Наташа похорошела в деревне, как все ей говорили, а в этот вечер, благодаря своему взволнованному состоянию, была особенно хороша. Она поражала полнотой жизни и красоты, в соединении с равнодушием ко всему окружающему. Ее черные глаза смотрели на толпу, никого не отыскивая, а тонкая, обнаженная выше локтя рука, облокоченная на бархатную рампу, очевидно бессознательно, в такт увертюры, сжималась и разжималась, комкая афишу.
– Посмотри, вот Аленина – говорила Соня, – с матерью кажется!
– Батюшки! Михаил Кирилыч то еще потолстел, – говорил старый граф.
– Смотрите! Анна Михайловна наша в токе какой!
– Карагины, Жюли и Борис с ними.

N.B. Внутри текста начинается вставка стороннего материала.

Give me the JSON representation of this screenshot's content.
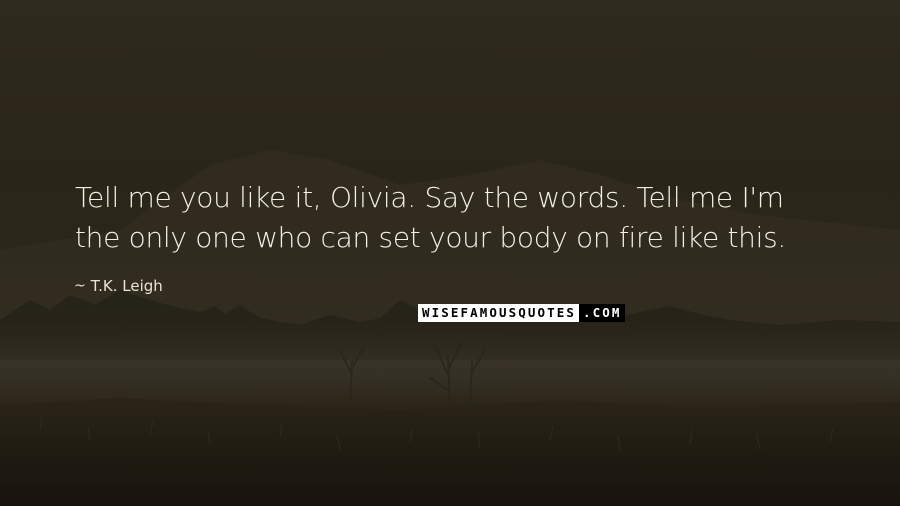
{
  "quote": {
    "line1": "Tell me you like it, Olivia. Say the words. Tell me I'm",
    "line2": "the only one who can set your body on fire like this."
  },
  "author": {
    "dash": "~",
    "name": "T.K. Leigh"
  },
  "watermark": {
    "text": "WISEFAMOUSQUOTES.COM",
    "part_light": "WISEFAMOUSQUOTES",
    "part_dark": ".COM"
  }
}
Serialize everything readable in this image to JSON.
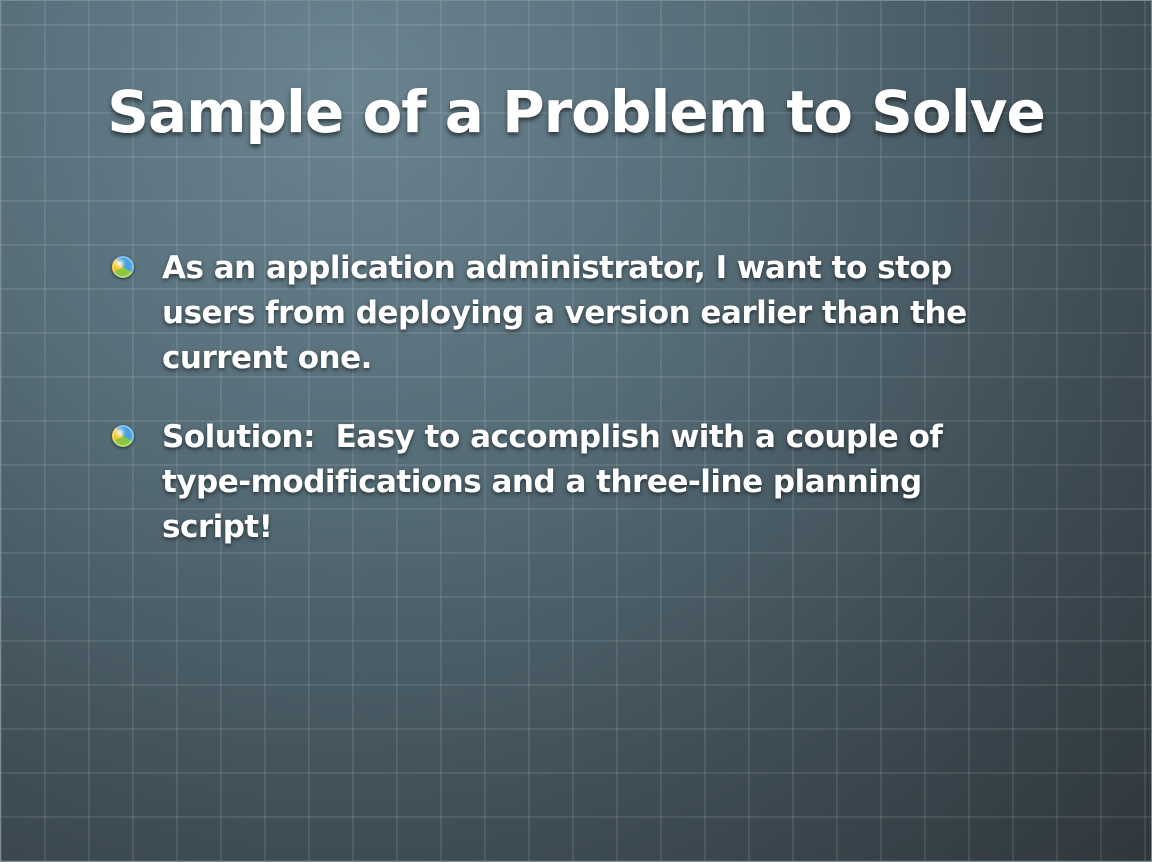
{
  "slide": {
    "title": "Sample of a Problem to Solve",
    "bullets": [
      {
        "icon": "globe-bullet-icon",
        "text": "As an application administrator, I want to stop users from deploying a version earlier than the current one."
      },
      {
        "icon": "globe-bullet-icon",
        "text": "Solution:  Easy to accomplish with a couple of type-modifications and a three-line planning script!"
      }
    ]
  }
}
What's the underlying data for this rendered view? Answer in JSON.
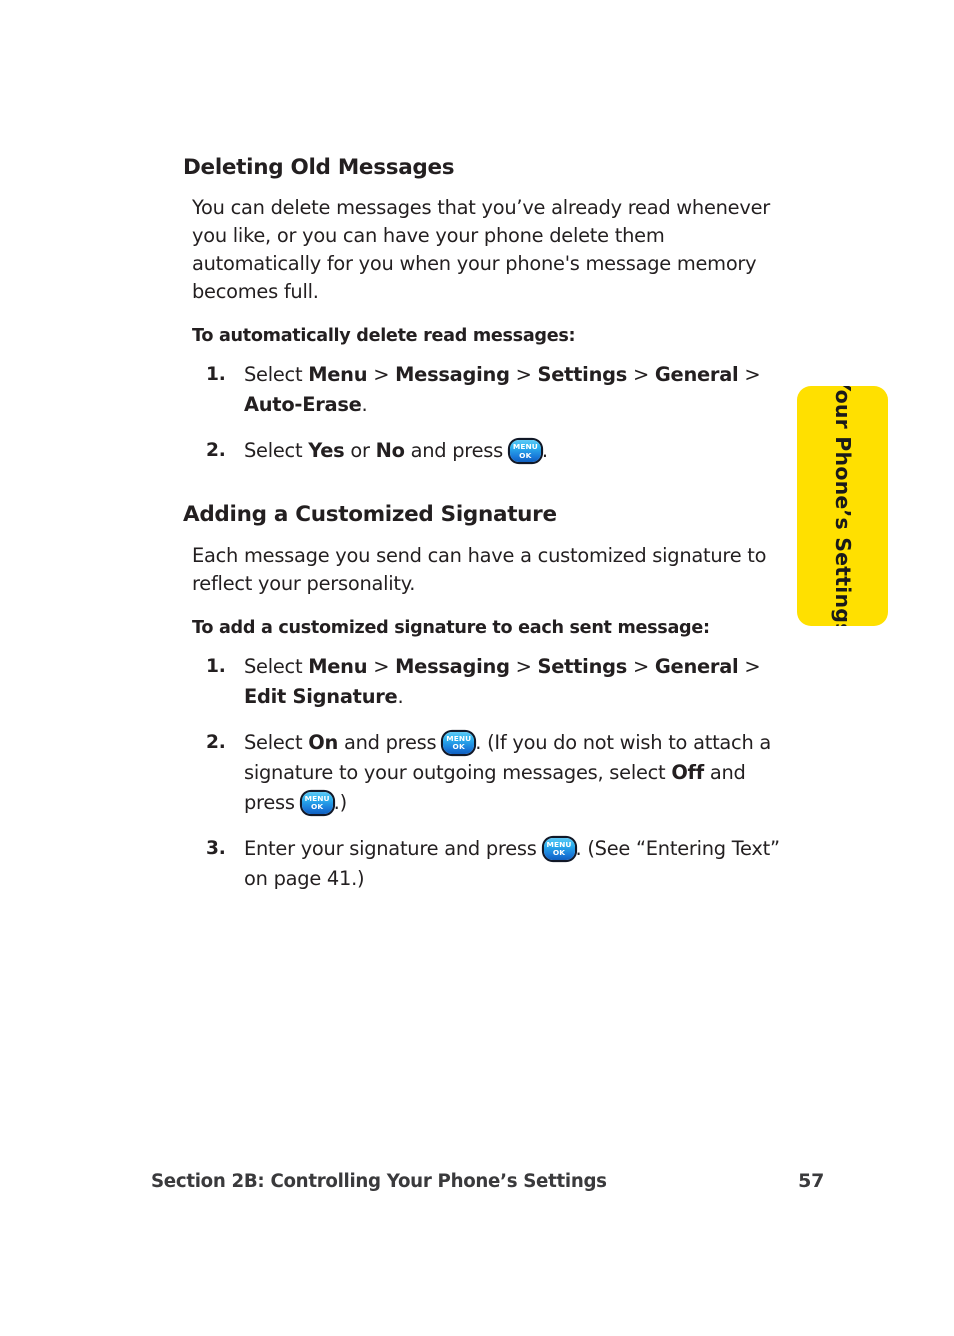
{
  "page": {
    "side_tab_label": "Your Phone’s Settings",
    "side_tab_color": "#ffe000"
  },
  "sections": [
    {
      "heading": "Deleting Old Messages",
      "paragraph": "You can delete messages that you’ve already read whenever you like, or you can have your phone delete them automatically for you when your phone's message memory becomes full.",
      "lead_in": "To automatically delete read messages:",
      "steps": [
        {
          "number": "1.",
          "parts": [
            {
              "type": "text",
              "value": "Select "
            },
            {
              "type": "bold",
              "value": "Menu"
            },
            {
              "type": "text",
              "value": " > "
            },
            {
              "type": "bold",
              "value": "Messaging"
            },
            {
              "type": "text",
              "value": " > "
            },
            {
              "type": "bold",
              "value": "Settings"
            },
            {
              "type": "text",
              "value": " > "
            },
            {
              "type": "bold",
              "value": "General"
            },
            {
              "type": "text",
              "value": " > "
            },
            {
              "type": "bold",
              "value": "Auto-Erase"
            },
            {
              "type": "text",
              "value": "."
            }
          ]
        },
        {
          "number": "2.",
          "parts": [
            {
              "type": "text",
              "value": "Select "
            },
            {
              "type": "bold",
              "value": "Yes"
            },
            {
              "type": "text",
              "value": " or "
            },
            {
              "type": "bold",
              "value": "No"
            },
            {
              "type": "text",
              "value": " and press "
            },
            {
              "type": "key",
              "value": "menu-ok-key"
            },
            {
              "type": "text",
              "value": "."
            }
          ]
        }
      ]
    },
    {
      "heading": "Adding a Customized Signature",
      "paragraph": "Each message you send can have a customized signature to reflect your personality.",
      "lead_in": "To add a customized signature to each sent message:",
      "steps": [
        {
          "number": "1.",
          "parts": [
            {
              "type": "text",
              "value": "Select "
            },
            {
              "type": "bold",
              "value": "Menu"
            },
            {
              "type": "text",
              "value": " > "
            },
            {
              "type": "bold",
              "value": "Messaging"
            },
            {
              "type": "text",
              "value": " > "
            },
            {
              "type": "bold",
              "value": "Settings"
            },
            {
              "type": "text",
              "value": " > "
            },
            {
              "type": "bold",
              "value": "General"
            },
            {
              "type": "text",
              "value": " > "
            },
            {
              "type": "bold",
              "value": "Edit Signature"
            },
            {
              "type": "text",
              "value": "."
            }
          ]
        },
        {
          "number": "2.",
          "parts": [
            {
              "type": "text",
              "value": "Select "
            },
            {
              "type": "bold",
              "value": "On"
            },
            {
              "type": "text",
              "value": " and press "
            },
            {
              "type": "key",
              "value": "menu-ok-key"
            },
            {
              "type": "text",
              "value": ". (If you do not wish to attach a signature to your outgoing messages, select "
            },
            {
              "type": "bold",
              "value": "Off"
            },
            {
              "type": "text",
              "value": " and press "
            },
            {
              "type": "key",
              "value": "menu-ok-key"
            },
            {
              "type": "text",
              "value": ".)"
            }
          ]
        },
        {
          "number": "3.",
          "parts": [
            {
              "type": "text",
              "value": "Enter your signature and press "
            },
            {
              "type": "key",
              "value": "menu-ok-key"
            },
            {
              "type": "text",
              "value": ". (See “Entering Text” on page 41.)"
            }
          ]
        }
      ]
    }
  ],
  "menu_ok_key": {
    "line1": "MENU",
    "line2": "OK",
    "gradient_top": "#5ec8f5",
    "gradient_bottom": "#1060c0",
    "border": "#111827",
    "text_color": "#ffffff"
  },
  "footer": {
    "section_label": "Section 2B: Controlling Your Phone’s Settings",
    "page_number": "57"
  }
}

Сейчас видно жениха с невестой. – Друбецкой сделал предложение!
– Как же, нынче узнал, – сказал Шиншин, входивший в ложу Ростовых.
Наташа посмотрела по тому направлению, по которому смотрел отец, и увидала, Жюли, которая с жемчугами на толстой красной шее (Наташа знала, обсыпанной пудрой) сидела с счастливым видом, рядом с матерью.
Позади их с улыбкой, наклоненная ухом ко рту Жюли, виднелась гладко причесанная, красивая голова Бориса. Он исподлобья смотрел на Ростовых и улыбаясь говорил что то своей невесте.
«Они говорят про нас, про меня с ним!» подумала Наташа. «И он верно успокоивает ревность ко мне своей невесты: напрасно беспокоятся! Ежели бы они знали, как мне ни до кого из них нет дела».
Сзади сидела в зеленой токе, с преданным воле Божией и счастливым, праздничным лицом, Анна Михайловна. В ложе их стояла та атмосфера – жениха с невестой, которую так знала и любила Наташа. Она отвернулась и вдруг всё, что было унизительного в ее утреннем посещении, вспомнилось ей.
«Какое право он имеет не хотеть принять меня в свое родство? Ах лучше не думать об этом, не думать до его приезда!» сказала она себе и стала оглядывать знакомые и незнакомые лица в партере. Впереди партера, в самой середине, облокотившись спиной к рампе, стоял Долохов с огромной, кверху зачесанной копной курчавых волос, в персидском костюме. Он стоял на самом виду театра, зная, что он обращает на себя внимание всей залы, так же свободно, как будто он стоял в своей комнате. Около него столпившись стояла самая блестящая молодежь Москвы, и он видимо первенствовал между ними.
Граф Илья Андреич, смеясь, подтолкнул краснеющую Соню, указывая ей на прежнего обожателя.
– Узнала? – спросил он. – И откуда он взялся, – обратился граф к Шиншину, – ведь он пропадал куда то?
– Пропадал, – отвечал Шиншин. – На Кавказе был, а там бежал, и, говорят, у какого то владетельного князя был министром в Персии, убил там брата шахова: ну с ума все и сходят московские барыни! Dolochoff le Persan, [Персианин Долохов,] да и кончено. У нас теперь нет слова без Долохова: им клянутся, на него зовут как на стерлядь, – говорил Шиншин. – Долохов, да Курагин Анатоль – всех у нас барынь с ума свели.